Jovanotti con Michael Franti
Jovanotti fa l'americano, esce l'album per il pubblico Usa
Lorenzo vuole fare l'americano. Già da un po'. Jovanotti aveva parlato delle sue mire di sfondare presso il pubblico a stelle e strisce.Ai suoi fan non saranno sfuggite le ospitate "strategiche" nei suoi dischi (e viceversa) dei Tribalistas, di Michael Franti e di Ben Harper, solo per citare alcuni esempi eclatanti di questa voglia di pubblico internazionale. Che ora si concretizza con un album antologico edito dalla Ato, l'etichetta americana del cantante e chitarrista Dave Matthews.

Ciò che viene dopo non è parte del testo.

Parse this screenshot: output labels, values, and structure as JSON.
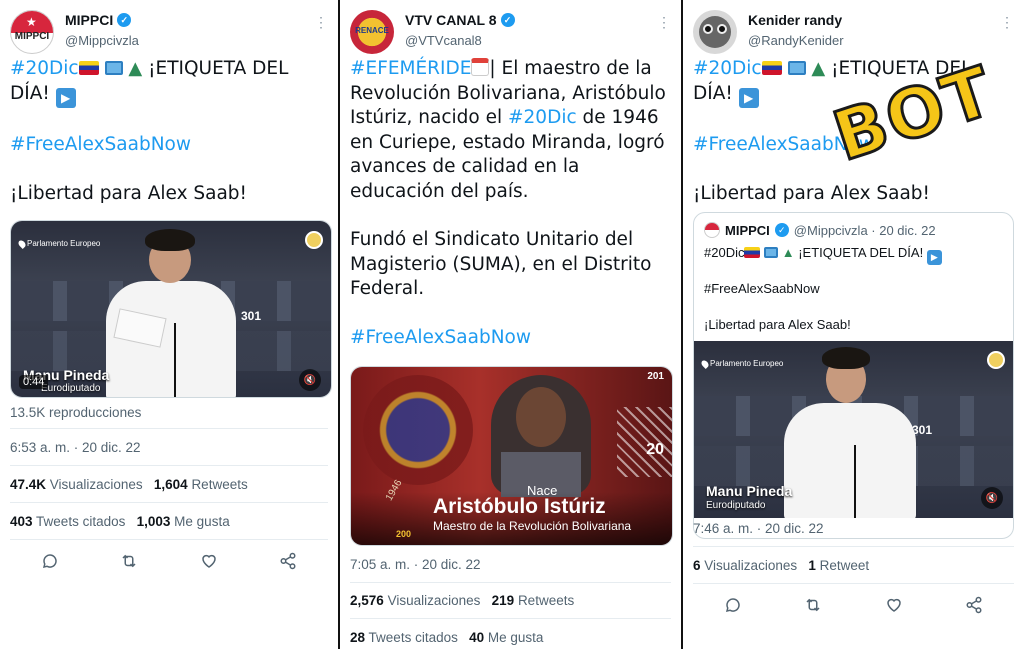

L'Italia non basta più - Nella copertina di Italia 1988-2012, Jovanotti è ritratto durante un concerto a Città del Messico. A testa in giù, per truccare ultriormente le carte e lanciarsi verso un territorio da conquistare. L'impresa è improba, gli americani non amano affatto il musicista che esce troppo dalla sua "etnia", lo dimostra il successo da quelle parti di Andrea Bocelli, costruito su tutti gli stereotipi attraverso cui la cultura statunitense guarda al mondo del pop italiano e a quello dell'opera. Che farsene di un rapper italiano che ha i groove uguali a quelli di tanti eroi di casa propria? Gli si può concedere una piccola fetta di pubblico, non di più.
Riletture e brani acustici - Nella produzione affidata a Ian Brennan (che ha firmato
Tassili dei Tinariwen, premiato con il Grammy) la musica di Jovanotti viene reinventata. Ma non in modo da "pompare" ulteriormente brani già molto strutturati, piuttosto spogliandoli di ogni orpello per tornare alla canzone eseguita per voce e chitarra. Succede con
Mezzogiorno 2012 o
Una storia d'amore. Altrove Lorenzo rappa sulle basi provvedute da Tv On The Radio e dagli stessi Tiraniwen. Chissà se funzionerà. Di certo c'è che il piano americano di Jovanotti prosegue. Tra fine anno e i primi del 2013 si trasferirà con famiglia negli Usa e terrà una cinquantina di concerti in vari club di New York.